Jack M thought this wrong, and quoted dance, electronic, and dubstep as the proof. My feeling is that dubstep in particular is indeed pretty original, but not that far from the structure and feel of rock music. More to the point, none of these had the wide cultural and social impact of rock and roll. I could point you at even more radical modern music, but only about four and half of us care. A stronger case might be made for rap music, which is on a line through gospel and soul and Detroit rather than through blues and country and rock; and rap has had considerable social impact.

But I still think that if you take the helicopter view, jazz and rock were the only two musico-cultural revolutions in the twentieth century. I might give you rap music as a major earthquake without being a full scale revolution.


Something Fresh

December 6, 2011

Almost escaped from teaching. Maybe Ye Olde Blogge can Arise Again. But what, but what, is burning to be said ? Here is a shortlist.

(1) The title is for Professor Smail. First ever Blandings novel. But people have sent me emails saying “we cannot live by Wodehouse alone” so better stop there.

(2) The NOAO consultation has proceeded apace. The latest issue of their newsletter summarises the results  which seem to be that (a) we are relatively cheap really; (b) 4m telescopes will still do some groovy stuff; (c) we need 4m telescopes to train more astronomers. All true, but I can’t see this sort of stuff gripping the likes of Michelle Turner-Overdrive or whatever her name is.

(3) Meanwhile an AURA review into how to run Gemini  recommends it just gets swallered up by NOAO. Luckily the Yookay isn’t involved any more, so there is no need for us to splutter. Leave that to the Canadians.

(4) A new age of optimism dawns ! Wommers jetting around the world making positive noises, kissing people’s hands, and shaking babies. (Shum mishtake ? Ed). THES had an interview  and STFC had its own Hello John  news item. Better than a Dear John letter I suppose. But I drift. No sooner was JW in place than SKA leapt into the future .

(5) Presumably SKA will happen sometime after the lost decade. This economy stuff is a tad depressing what? Watched the Fred Goodwin show on the Beeb last night. Then I noticed that I am in possession of a cheque from ABN Amro, the toxic bank which RBS cleverly bought just before the dam burst. Better cash it quick.
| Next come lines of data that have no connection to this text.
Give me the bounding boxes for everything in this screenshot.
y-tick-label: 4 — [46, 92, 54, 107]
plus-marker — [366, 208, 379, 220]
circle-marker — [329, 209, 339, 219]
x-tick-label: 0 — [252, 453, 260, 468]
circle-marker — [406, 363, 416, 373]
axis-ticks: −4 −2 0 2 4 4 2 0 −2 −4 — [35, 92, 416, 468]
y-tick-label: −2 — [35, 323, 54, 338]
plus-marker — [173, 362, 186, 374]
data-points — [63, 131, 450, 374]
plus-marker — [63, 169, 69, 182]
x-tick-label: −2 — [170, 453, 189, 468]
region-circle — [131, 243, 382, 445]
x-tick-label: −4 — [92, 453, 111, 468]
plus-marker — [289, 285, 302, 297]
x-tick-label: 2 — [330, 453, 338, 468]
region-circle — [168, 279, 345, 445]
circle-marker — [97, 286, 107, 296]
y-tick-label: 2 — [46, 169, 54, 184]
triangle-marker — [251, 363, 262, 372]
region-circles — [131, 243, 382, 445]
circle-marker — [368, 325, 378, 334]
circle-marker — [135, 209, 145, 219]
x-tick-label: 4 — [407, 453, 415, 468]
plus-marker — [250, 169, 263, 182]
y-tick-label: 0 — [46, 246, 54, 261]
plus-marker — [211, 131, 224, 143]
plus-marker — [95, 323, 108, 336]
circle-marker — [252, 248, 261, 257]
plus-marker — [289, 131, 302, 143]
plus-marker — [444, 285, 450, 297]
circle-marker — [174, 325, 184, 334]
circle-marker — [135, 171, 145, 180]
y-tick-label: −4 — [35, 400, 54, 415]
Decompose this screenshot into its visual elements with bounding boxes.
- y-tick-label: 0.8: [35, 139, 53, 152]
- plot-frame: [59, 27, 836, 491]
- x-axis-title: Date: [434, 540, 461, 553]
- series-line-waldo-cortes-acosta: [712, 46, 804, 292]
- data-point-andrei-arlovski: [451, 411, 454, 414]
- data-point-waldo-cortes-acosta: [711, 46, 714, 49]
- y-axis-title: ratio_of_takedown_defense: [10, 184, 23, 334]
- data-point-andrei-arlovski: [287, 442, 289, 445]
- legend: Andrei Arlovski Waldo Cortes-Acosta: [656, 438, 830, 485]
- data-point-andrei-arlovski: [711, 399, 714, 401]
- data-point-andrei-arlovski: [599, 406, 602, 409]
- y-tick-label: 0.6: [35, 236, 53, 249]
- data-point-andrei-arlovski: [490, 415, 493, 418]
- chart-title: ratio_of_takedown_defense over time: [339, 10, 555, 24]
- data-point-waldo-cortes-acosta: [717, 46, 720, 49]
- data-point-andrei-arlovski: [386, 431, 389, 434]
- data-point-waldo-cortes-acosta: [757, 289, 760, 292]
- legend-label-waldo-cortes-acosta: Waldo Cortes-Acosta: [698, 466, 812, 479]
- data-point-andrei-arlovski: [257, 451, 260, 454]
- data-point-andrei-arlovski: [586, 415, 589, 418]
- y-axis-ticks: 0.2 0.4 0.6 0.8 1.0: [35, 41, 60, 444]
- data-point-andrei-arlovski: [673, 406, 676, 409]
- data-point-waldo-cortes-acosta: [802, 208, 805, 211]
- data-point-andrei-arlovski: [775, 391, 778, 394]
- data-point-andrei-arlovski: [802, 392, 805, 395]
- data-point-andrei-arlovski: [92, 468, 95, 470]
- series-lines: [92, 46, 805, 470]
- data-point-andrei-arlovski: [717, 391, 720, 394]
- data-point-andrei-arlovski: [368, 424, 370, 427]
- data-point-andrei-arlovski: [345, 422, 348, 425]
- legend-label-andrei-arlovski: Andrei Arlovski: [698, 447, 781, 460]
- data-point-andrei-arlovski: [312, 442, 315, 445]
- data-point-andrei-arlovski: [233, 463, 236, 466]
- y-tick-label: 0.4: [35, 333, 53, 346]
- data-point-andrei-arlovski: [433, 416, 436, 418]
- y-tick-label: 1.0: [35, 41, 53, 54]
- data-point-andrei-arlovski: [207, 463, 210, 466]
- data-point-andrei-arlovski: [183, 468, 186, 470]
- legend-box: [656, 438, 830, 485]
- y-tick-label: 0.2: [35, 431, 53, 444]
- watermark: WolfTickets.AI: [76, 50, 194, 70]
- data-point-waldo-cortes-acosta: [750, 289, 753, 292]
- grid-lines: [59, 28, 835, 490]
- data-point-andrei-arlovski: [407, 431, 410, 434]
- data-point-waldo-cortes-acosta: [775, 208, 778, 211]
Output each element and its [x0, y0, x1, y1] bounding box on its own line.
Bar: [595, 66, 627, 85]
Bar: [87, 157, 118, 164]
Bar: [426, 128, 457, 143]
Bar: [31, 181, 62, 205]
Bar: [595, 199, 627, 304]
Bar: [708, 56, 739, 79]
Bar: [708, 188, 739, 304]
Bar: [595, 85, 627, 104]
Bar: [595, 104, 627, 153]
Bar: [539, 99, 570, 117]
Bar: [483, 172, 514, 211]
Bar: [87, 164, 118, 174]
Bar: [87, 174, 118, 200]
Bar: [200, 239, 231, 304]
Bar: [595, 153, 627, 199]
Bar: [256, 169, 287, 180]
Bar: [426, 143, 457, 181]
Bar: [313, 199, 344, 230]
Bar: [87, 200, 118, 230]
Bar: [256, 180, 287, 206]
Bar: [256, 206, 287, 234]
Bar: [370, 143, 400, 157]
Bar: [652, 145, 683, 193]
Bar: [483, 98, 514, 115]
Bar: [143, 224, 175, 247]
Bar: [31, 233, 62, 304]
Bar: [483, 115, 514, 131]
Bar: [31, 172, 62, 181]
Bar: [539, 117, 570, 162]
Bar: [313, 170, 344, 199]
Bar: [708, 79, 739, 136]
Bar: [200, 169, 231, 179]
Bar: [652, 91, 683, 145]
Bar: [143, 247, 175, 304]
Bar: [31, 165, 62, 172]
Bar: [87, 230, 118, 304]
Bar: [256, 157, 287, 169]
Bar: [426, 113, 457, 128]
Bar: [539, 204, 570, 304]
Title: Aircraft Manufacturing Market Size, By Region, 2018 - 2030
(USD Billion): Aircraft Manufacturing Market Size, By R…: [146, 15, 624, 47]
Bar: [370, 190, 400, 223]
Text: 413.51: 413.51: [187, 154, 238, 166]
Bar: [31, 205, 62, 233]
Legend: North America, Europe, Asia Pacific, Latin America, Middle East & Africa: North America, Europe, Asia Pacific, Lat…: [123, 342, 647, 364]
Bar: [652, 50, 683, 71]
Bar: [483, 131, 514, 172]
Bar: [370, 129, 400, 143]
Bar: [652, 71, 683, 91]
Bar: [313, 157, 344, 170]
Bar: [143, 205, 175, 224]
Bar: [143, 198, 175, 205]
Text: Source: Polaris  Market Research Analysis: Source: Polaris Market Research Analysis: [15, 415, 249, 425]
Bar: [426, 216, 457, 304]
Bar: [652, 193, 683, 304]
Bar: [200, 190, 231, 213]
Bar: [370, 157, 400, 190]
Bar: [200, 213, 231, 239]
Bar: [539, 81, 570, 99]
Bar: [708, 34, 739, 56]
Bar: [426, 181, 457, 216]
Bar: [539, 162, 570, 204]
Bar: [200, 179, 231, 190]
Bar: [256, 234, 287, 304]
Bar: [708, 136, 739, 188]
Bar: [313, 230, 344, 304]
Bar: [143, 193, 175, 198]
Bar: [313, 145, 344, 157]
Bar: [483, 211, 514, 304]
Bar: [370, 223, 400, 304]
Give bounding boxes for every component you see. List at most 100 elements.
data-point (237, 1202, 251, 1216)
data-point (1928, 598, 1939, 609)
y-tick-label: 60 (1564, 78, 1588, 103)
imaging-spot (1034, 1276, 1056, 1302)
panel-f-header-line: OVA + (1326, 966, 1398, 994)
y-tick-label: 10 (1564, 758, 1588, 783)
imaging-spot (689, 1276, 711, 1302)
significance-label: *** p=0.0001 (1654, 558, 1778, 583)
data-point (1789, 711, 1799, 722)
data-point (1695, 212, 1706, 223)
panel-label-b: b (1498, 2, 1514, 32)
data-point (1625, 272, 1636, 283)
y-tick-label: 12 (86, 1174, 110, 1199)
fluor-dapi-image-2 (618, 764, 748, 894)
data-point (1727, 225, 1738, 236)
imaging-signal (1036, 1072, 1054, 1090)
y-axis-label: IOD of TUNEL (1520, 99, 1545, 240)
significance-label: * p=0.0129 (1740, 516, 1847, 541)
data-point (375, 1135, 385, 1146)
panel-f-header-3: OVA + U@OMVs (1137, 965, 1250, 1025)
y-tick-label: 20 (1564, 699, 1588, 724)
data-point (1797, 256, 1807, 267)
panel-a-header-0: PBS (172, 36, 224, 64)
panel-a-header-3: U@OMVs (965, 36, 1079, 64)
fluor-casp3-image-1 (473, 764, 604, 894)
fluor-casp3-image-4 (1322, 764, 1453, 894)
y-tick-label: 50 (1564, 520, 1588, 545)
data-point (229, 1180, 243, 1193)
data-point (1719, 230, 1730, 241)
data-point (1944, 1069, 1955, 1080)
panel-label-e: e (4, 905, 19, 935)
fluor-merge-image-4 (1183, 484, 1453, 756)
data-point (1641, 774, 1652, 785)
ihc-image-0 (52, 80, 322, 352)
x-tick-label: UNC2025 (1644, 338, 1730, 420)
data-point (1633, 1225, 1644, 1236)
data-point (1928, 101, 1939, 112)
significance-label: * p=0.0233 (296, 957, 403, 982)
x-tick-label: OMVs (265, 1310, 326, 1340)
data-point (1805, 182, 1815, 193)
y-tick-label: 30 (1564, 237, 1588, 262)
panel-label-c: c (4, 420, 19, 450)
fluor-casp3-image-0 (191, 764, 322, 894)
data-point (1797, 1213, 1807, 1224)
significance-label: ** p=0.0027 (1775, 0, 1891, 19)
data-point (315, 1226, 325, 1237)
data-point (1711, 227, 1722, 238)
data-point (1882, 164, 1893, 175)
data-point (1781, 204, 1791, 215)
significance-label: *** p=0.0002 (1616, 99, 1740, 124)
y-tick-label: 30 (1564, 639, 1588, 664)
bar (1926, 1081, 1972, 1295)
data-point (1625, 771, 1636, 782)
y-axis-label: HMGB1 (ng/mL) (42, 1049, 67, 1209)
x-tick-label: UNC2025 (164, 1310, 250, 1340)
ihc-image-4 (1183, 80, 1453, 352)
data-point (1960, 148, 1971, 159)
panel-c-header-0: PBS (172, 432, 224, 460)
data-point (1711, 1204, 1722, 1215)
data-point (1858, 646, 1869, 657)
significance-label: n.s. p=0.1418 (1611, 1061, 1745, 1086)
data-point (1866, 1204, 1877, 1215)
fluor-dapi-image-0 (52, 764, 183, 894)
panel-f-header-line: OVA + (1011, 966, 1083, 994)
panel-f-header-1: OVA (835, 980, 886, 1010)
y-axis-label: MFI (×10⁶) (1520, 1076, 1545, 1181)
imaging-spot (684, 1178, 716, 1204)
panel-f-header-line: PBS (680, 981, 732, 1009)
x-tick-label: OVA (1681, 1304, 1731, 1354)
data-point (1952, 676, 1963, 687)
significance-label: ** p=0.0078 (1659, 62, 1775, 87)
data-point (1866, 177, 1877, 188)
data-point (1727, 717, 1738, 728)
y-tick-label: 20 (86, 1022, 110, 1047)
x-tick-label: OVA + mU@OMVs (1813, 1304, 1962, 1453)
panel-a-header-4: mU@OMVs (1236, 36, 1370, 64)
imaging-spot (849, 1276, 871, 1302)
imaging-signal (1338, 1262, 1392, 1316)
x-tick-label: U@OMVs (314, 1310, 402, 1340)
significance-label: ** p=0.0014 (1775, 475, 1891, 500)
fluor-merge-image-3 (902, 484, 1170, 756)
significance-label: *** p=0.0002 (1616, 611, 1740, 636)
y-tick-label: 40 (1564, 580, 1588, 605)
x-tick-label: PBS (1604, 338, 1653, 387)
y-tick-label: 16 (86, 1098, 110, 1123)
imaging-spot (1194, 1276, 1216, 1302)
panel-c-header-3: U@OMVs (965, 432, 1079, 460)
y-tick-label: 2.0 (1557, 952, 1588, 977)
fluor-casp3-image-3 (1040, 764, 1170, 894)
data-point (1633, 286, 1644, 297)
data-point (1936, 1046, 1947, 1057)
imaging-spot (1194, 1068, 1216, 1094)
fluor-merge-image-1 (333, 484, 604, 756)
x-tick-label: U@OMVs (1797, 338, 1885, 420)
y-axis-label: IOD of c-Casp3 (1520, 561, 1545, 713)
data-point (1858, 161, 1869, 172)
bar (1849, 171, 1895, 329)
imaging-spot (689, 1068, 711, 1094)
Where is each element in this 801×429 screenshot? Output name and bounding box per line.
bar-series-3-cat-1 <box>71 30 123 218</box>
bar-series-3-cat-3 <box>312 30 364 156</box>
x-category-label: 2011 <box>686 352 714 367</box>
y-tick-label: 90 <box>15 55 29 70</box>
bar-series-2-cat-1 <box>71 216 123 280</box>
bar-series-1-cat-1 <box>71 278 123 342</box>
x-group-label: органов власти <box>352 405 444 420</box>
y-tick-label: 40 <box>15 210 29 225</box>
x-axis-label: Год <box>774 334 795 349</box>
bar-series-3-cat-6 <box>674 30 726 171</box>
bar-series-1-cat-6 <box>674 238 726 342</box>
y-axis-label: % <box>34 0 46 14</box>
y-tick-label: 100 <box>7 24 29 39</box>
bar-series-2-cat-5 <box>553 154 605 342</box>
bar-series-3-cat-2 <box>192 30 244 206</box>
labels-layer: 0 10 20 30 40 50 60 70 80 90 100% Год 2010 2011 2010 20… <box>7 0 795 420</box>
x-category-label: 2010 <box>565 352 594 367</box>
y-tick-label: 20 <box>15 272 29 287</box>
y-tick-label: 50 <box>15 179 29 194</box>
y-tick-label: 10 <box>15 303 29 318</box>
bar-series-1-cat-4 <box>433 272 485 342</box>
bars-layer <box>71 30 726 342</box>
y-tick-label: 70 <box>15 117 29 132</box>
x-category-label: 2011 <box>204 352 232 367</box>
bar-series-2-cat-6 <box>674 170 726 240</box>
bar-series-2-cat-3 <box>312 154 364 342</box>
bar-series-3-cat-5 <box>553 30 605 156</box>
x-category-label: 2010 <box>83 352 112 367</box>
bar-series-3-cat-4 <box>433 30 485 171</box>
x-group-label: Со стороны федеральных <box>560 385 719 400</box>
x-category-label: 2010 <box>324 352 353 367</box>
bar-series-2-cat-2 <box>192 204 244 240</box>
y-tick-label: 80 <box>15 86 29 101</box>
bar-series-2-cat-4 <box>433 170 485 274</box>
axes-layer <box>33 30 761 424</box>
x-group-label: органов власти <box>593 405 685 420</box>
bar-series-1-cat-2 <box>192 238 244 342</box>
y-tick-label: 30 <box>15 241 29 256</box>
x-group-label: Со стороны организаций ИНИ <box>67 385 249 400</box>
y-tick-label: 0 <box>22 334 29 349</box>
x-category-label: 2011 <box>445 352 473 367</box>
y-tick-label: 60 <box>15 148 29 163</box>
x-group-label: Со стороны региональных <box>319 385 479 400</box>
Much of the world of finance seems like vapourware. Credit default swaps ? How did anybody think they were doing anything real ? But the effects are real and scary. Merkel and Sarkozy are proposing, as far as I understand, to make Keynesian economics illegal from now on. Wuh ? Now every day our futures lurch from side to side as “the markets” respond wildly. This is nuts. Like some crazy machine with the feedback loops all wrong. I reckon the economy needs a spot of systems engineering. We need to turn on some damping Cap’n ! Can we get someone from the ATC or RAL to take over ?

All I need now is guest posts expanding the above shortlisted items. Then I can go and do me christmas shoppin.